A major pharmaceutical company announced changes it would be making to its corporate structure in order to streamline operations and cut costs.
Eli Lilly will cut about 3,500 positions from its global workforce in a move the company expects could yield annualized savings of an approximate $500 million starting next year.
“We have an abundance of opportunities—eight medicines launched in the past four years and the potential for two more by the end of next year,” said Eli Lilly’s chairman and CEO David A. Ricks, in a statement. “To fully realize these opportunities and invest in the next generation of new medicines, we are taking action to streamline our organization and reduce our fixed costs around the world.”
The drug-maker expects most of these cuts to come from a voluntary early-retirement program being offered in the United States.
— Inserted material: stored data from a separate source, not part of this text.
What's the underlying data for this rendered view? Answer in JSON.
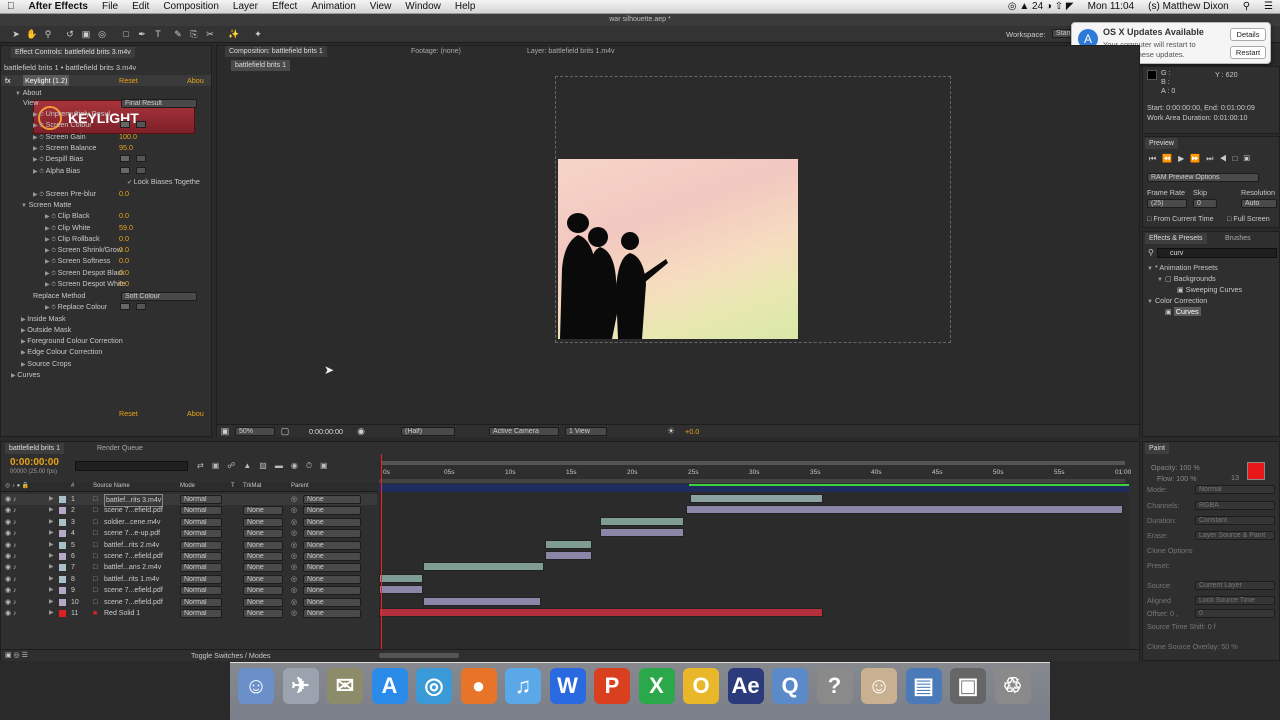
{
  "menubar": {
    "apple": "",
    "items": [
      "After Effects",
      "File",
      "Edit",
      "Composition",
      "Layer",
      "Effect",
      "Animation",
      "View",
      "Window",
      "Help"
    ],
    "status": {
      "battery": "24",
      "time": "Mon 11:04",
      "user": "(s) Matthew Dixon"
    }
  },
  "window_title": "war silhouette.aep *",
  "workspace": {
    "label": "Workspace:",
    "value": "Stan"
  },
  "notification": {
    "title": "OS X Updates Available",
    "body": "Your computer will restart to complete these updates.",
    "details": "Details",
    "restart": "Restart"
  },
  "effect_controls": {
    "tab": "Effect Controls: battlefield brits 3.m4v",
    "subtitle": "battlefield brits 1 • battlefield brits 3.m4v",
    "effect_name": "Keylight (1.2)",
    "reset": "Reset",
    "about": "Abou",
    "about_label": "About",
    "logo_text": "KEYLIGHT",
    "rows": [
      {
        "label": "View",
        "value": "Final Result"
      },
      {
        "label": "Unpremultiply Resul"
      },
      {
        "label": "Screen Colour"
      },
      {
        "label": "Screen Gain",
        "value": "100.0"
      },
      {
        "label": "Screen Balance",
        "value": "95.0"
      },
      {
        "label": "Despill Bias"
      },
      {
        "label": "Alpha Bias"
      },
      {
        "label": "Lock Biases Togethe"
      },
      {
        "label": "Screen Pre-blur",
        "value": "0.0"
      },
      {
        "label": "Screen Matte"
      },
      {
        "label": "Clip Black",
        "value": "0.0"
      },
      {
        "label": "Clip White",
        "value": "59.0"
      },
      {
        "label": "Clip Rollback",
        "value": "0.0"
      },
      {
        "label": "Screen Shrink/Grow",
        "value": "0.0"
      },
      {
        "label": "Screen Softness",
        "value": "0.0"
      },
      {
        "label": "Screen Despot Black",
        "value": "0.0"
      },
      {
        "label": "Screen Despot White",
        "value": "0.0"
      },
      {
        "label": "Replace Method",
        "value": "Soft Colour"
      },
      {
        "label": "Replace Colour"
      },
      {
        "label": "Inside Mask"
      },
      {
        "label": "Outside Mask"
      },
      {
        "label": "Foreground Colour Correction"
      },
      {
        "label": "Edge Colour Correction"
      },
      {
        "label": "Source Crops"
      },
      {
        "label": "Curves"
      }
    ],
    "curves_reset": "Reset",
    "curves_about": "Abou"
  },
  "composition": {
    "tab": "Composition: battlefield brits 1",
    "footage_tab": "Footage: (none)",
    "layer_tab": "Layer: battlefield brits 1.m4v",
    "crumb": "battlefield brits 1",
    "zoom": "50%",
    "timecode": "0:00:00:00",
    "resolution": "(Half)",
    "camera": "Active Camera",
    "views": "1 View",
    "exposure": "+0.0"
  },
  "info": {
    "g": "G :",
    "b": "B :",
    "a": "A : 0",
    "y": "Y : 620",
    "start": "Start: 0:00:00:00, End: 0:01:00:09",
    "work": "Work Area Duration: 0:01:00:10"
  },
  "preview": {
    "tab": "Preview",
    "options": "RAM Preview Options",
    "frame_rate_label": "Frame Rate",
    "skip_label": "Skip",
    "resolution_label": "Resolution",
    "frame_rate": "(25)",
    "skip": "0",
    "resolution": "Auto",
    "from_current": "From Current Time",
    "full_screen": "Full Screen"
  },
  "effects_presets": {
    "tab": "Effects & Presets",
    "tab2": "Brushes",
    "search": "curv",
    "tree": [
      "* Animation Presets",
      "Backgrounds",
      "Sweeping Curves",
      "Color Correction",
      "Curves"
    ]
  },
  "paint": {
    "tab": "Paint",
    "opacity": "Opacity: 100 %",
    "flow": "Flow: 100 %",
    "size": "13",
    "rows": [
      {
        "label": "Mode:",
        "value": "Normal"
      },
      {
        "label": "Channels:",
        "value": "RGBA"
      },
      {
        "label": "Duration:",
        "value": "Constant"
      },
      {
        "label": "Erase:",
        "value": "Layer Source & Paint"
      },
      {
        "label": "Clone Options"
      },
      {
        "label": "Preset:"
      },
      {
        "label": "Source:",
        "value": "Current Layer"
      },
      {
        "label": "Aligned",
        "value": "Lock Source Time"
      },
      {
        "label": "Offset: 0 ,",
        "value": "0"
      },
      {
        "label": "Source Time Shift: 0 f"
      },
      {
        "label": "Clone Source Overlay: 50 %"
      }
    ],
    "fg_color": "#e81818"
  },
  "timeline": {
    "tab": "battlefield brits 1",
    "render_tab": "Render Queue",
    "timecode": "0:00:00:00",
    "fps": "00000 (25.00 fps)",
    "columns": {
      "num": "#",
      "source": "Source Name",
      "mode": "Mode",
      "t": "T",
      "trkmat": "TrkMat",
      "parent": "Parent"
    },
    "ruler": [
      "0s",
      "05s",
      "10s",
      "15s",
      "20s",
      "25s",
      "30s",
      "35s",
      "40s",
      "45s",
      "50s",
      "55s",
      "01:00"
    ],
    "layers": [
      {
        "n": "1",
        "name": "battlef...rits 3.m4v",
        "mode": "Normal",
        "trk": "",
        "parent": "None",
        "color": "#a8c0c8"
      },
      {
        "n": "2",
        "name": "scene 7...efield.pdf",
        "mode": "Normal",
        "trk": "None",
        "parent": "None",
        "color": "#b8a8c8"
      },
      {
        "n": "3",
        "name": "soldier...cene.m4v",
        "mode": "Normal",
        "trk": "None",
        "parent": "None",
        "color": "#a8c0c8"
      },
      {
        "n": "4",
        "name": "scene 7...e-up.pdf",
        "mode": "Normal",
        "trk": "None",
        "parent": "None",
        "color": "#b8a8c8"
      },
      {
        "n": "5",
        "name": "battlef...rits 2.m4v",
        "mode": "Normal",
        "trk": "None",
        "parent": "None",
        "color": "#a8c0c8"
      },
      {
        "n": "6",
        "name": "scene 7...efield.pdf",
        "mode": "Normal",
        "trk": "None",
        "parent": "None",
        "color": "#b8a8c8"
      },
      {
        "n": "7",
        "name": "battlef...ans 2.m4v",
        "mode": "Normal",
        "trk": "None",
        "parent": "None",
        "color": "#a8c0c8"
      },
      {
        "n": "8",
        "name": "battlef...rits 1.m4v",
        "mode": "Normal",
        "trk": "None",
        "parent": "None",
        "color": "#a8c0c8"
      },
      {
        "n": "9",
        "name": "scene 7...efield.pdf",
        "mode": "Normal",
        "trk": "None",
        "parent": "None",
        "color": "#b8a8c8"
      },
      {
        "n": "10",
        "name": "scene 7...efield.pdf",
        "mode": "Normal",
        "trk": "None",
        "parent": "None",
        "color": "#b8a8c8"
      },
      {
        "n": "11",
        "name": "Red Solid 1",
        "mode": "Normal",
        "trk": "None",
        "parent": "None",
        "color": "#e02020"
      }
    ],
    "toggle": "Toggle Switches / Modes"
  },
  "dock": [
    "Finder",
    "Launchpad",
    "Preview",
    "App Store",
    "Safari",
    "Firefox",
    "iTunes",
    "Word",
    "PowerPoint",
    "Excel",
    "Outlook",
    "After Effects",
    "QuickTime",
    "Help",
    "Contacts",
    "Downloads",
    "Screen",
    "Trash"
  ],
  "colors": {
    "accent": "#e8a317",
    "solid_red": "#c8303c",
    "dock": "#3a6fb0"
  }
}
Also, the company will shift production from its animal health manufacturing facility in Iowa to another location. Closing research and development offices in New Jersey and China will also be part of the strategy.
“The actions we are announcing today will result in a leaner, more nimble global organization and will accelerate progress towards our long-term goals of growing revenue, expanding operating margins and sustaining the flow of life-changing medicines from our pipeline,” elaborated Ricks.
Eli Lilly has encountered development difficulties with certain drugs over the past few months.
A promising Alzheimer’s drug missed goals in a late stage study forcing the company to shutter the program. The pharmaceutical firm also revealed in July it anticipated an extended delay for regulatory approval regarding its rheumatoid arthritis drug baricitinib.
However, the company has two promising treatments under development—a migraine treatment and a possible breast cancer therapy, according to Reuters.
Overall, these total cuts come out to about 8 percent of Eli Lilly’s workforce.